Leakage of private state information (e.g. the secret keys) through various leakage attacks (e.g. side channel attacks, cold-boot attacks, etc) has become a serious threat to the security of computer systems in practice. Nowadays, it has become a common requirement that cryptographic schemes should withstand the leakage attacks. Although some research progresses have been made towards designing leakage-resilient cryptographic schemes, there are still some unsolved issues. For example, the computational costs of the existing generic construction of leakage-resilient public-key encryption (PKE) schemes is generally very high. One of the main reasons is that the underlying building blocks, e.g. non-interactive zero-knowledge argument, one-time lossy filter or one-time signature, are computationally expensive. Moreover, the above constructions of PKE with leakage resilience normally require the upper bound of leakage to be fixed. However, in many real-world applications, this requirement cannot provide sufficient protection against various leakage attacks. In order to mitigate the above problems, this paper presents a generic method of designing leakage amplified PKE schemes with leakage resilience and chosen-ciphertext attacks (CCA) security. Firstly, we define a new cryptography primitive, called identity-based hash proof system with two encapsulated key (T-IB-HPS). Then, two generic constructions of leakage-resilient PKE schemes are proposed using T-IB-HPS and message authentication code (MAC). The CCA security of our proposed constructions can be reduced to the security of the underlying T-IB-HPS and MAC. In the proposed generic method, the leakage parameter has an arbitrary length that can be flexibly adjusted according to the specific leakage requirements. In order to demonstrate the practicability of our generic method, two instantiations of T-IB-HPS are introduced. The first instantiation is proved based on the truncated augmented bilinear Diffie–Hellman exponent assumption, and the second instantiation is proved based on the related security assumptions over the composite order bilinear group.

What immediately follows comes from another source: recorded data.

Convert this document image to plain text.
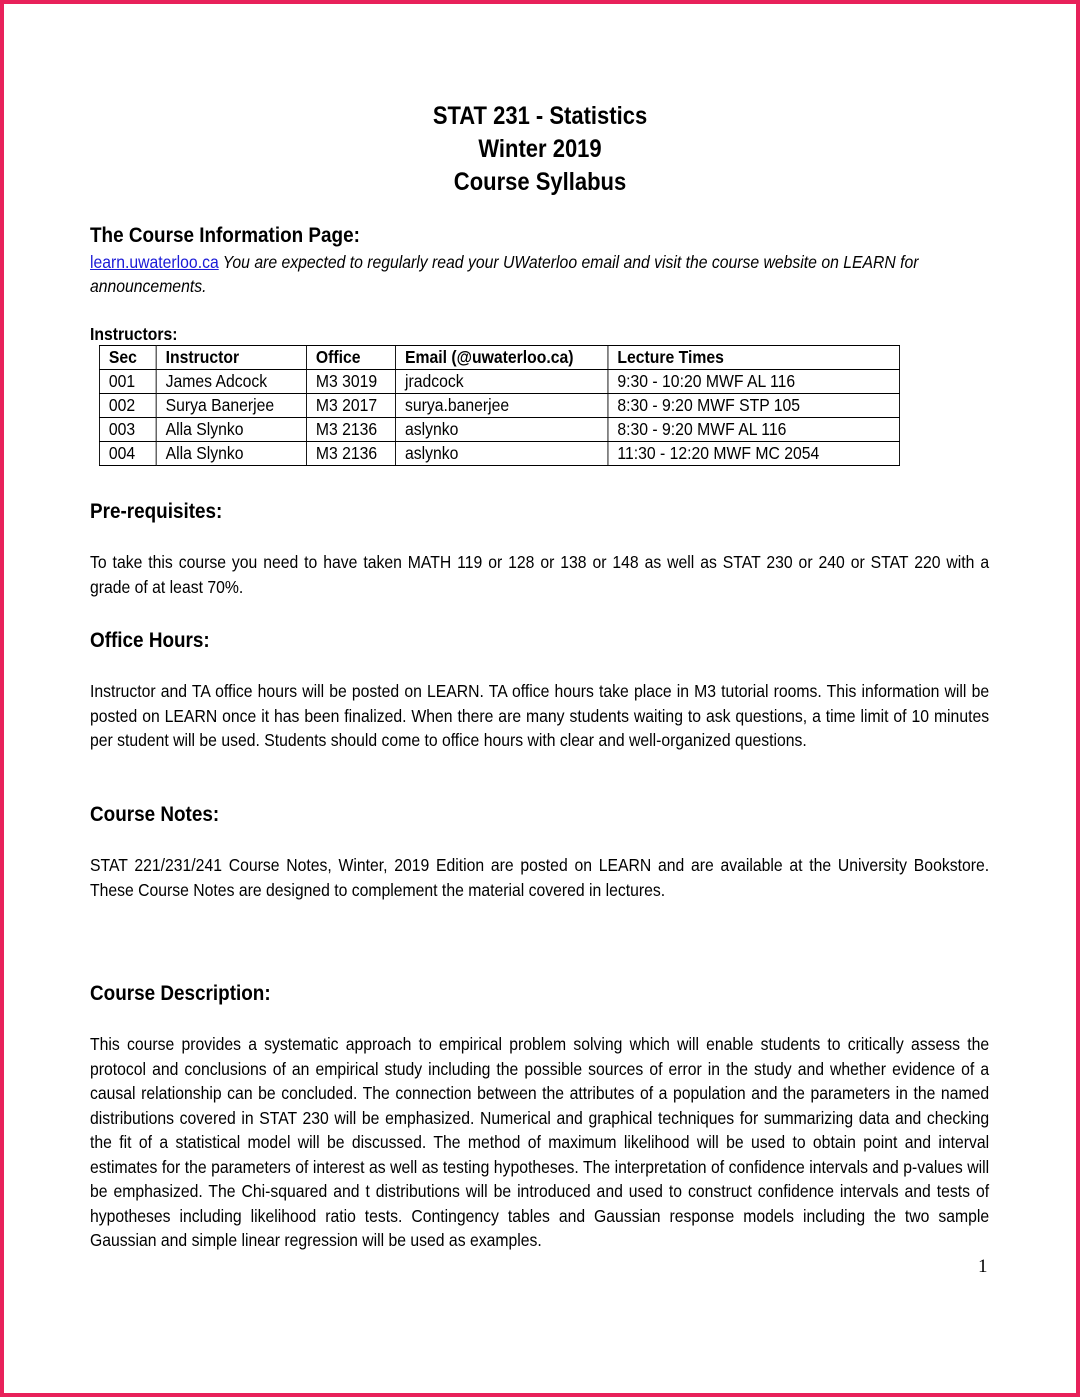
STAT 231 - Statistics
Winter 2019
Course Syllabus
The Course Information Page:
learn.uwaterloo.ca You are expected to regularly read your UWaterloo email and visit the course website on LEARN for announcements.
Instructors:
Sec	Instructor	Office	Email (@uwaterloo.ca)	Lecture Times
001	James Adcock	M3 3019	jradcock	9:30 - 10:20 MWF AL 116
002	Surya Banerjee	M3 2017	surya.banerjee	8:30 - 9:20 MWF STP 105
003	Alla Slynko	M3 2136	aslynko	8:30 - 9:20 MWF AL 116
004	Alla Slynko	M3 2136	aslynko	11:30 - 12:20 MWF MC 2054
Pre-requisites:

To take this course you need to have taken MATH 119 or 128 or 138 or 148 as well as STAT 230 or 240 or STAT 220 with a grade of at least 70%.

Office Hours:

Instructor and TA office hours will be posted on LEARN. TA office hours take place in M3 tutorial rooms. This information will be posted on LEARN once it has been finalized. When there are many students waiting to ask questions, a time limit of 10 minutes per student will be used. Students should come to office hours with clear and well-organized questions.

Course Notes:

STAT 221/231/241 Course Notes, Winter, 2019 Edition are posted on LEARN and are available at the University Bookstore. These Course Notes are designed to complement the material covered in lectures.

Course Description:

This course provides a systematic approach to empirical problem solving which will enable students to critically assess the protocol and conclusions of an empirical study including the possible sources of error in the study and whether evidence of a causal relationship can be concluded. The connection between the attributes of a population and the parameters in the named distributions covered in STAT 230 will be emphasized. Numerical and graphical techniques for summarizing data and checking the fit of a statistical model will be discussed. The method of maximum likelihood will be used to obtain point and interval estimates for the parameters of interest as well as testing hypotheses. The interpretation of confidence intervals and p-values will be emphasized. The Chi-squared and t distributions will be introduced and used to construct confidence intervals and tests of hypotheses including likelihood ratio tests. Contingency tables and Gaussian response models including the two sample Gaussian and simple linear regression will be used as examples.

1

在实践中，通过各种泄漏攻击（例如，边信道攻击，冷启动攻击等）导致的私有状态信息（例如，秘密密钥）的泄漏已经严重威胁了计算机系统的安全。如今，密码方案必须能够抵御泄漏攻击已成为一种普遍的要求。尽管在设计防泄漏弹性加密方案方面已经取得了一些研究进展，但是仍然存在一些未解决的问题。例如，现有的防泄漏的公共密钥加密（PKE）方案的通用构造的计算成本通常很高。主要原因之一是底层的构建块，例如非交互式零知识参数，一次性有损过滤器或一次性签名，在计算上是昂贵的。而且，具有泄漏弹性的PKE的上述构造通常需要固定泄漏的上限。但是，在许多实际应用中，此要求不能为各种泄漏攻击提供足够的保护。为了缓解上述问题，本文提出了一种设计具有泄漏弹性和选择密文攻击（CCA）安全性的泄漏放大PKE方案的通用方法。首先，我们定义了一种新的密码学原语，称为带有两个封装密钥（T-IB-HPS）的基于身份的哈希证明系统。然后，使用T-IB-HPS和消息认证码（MAC）提出了两种防漏PKE方案的通用构造。我们提议的结构的CCA安全性可以降低到基础T-IB-HPS和MAC的安全性。在建议的通用方法中，泄漏参数具有任意长度，可以根据具体泄漏要求灵活调整。为了证明我们通用方法的实用性，我们介绍了T-IB-HPS的两个实例。基于截断的增广双线性Diffie-Hellman指数假设证明了第一个实例，基于复合阶双线性组的相关安全假设证明了第二个实例。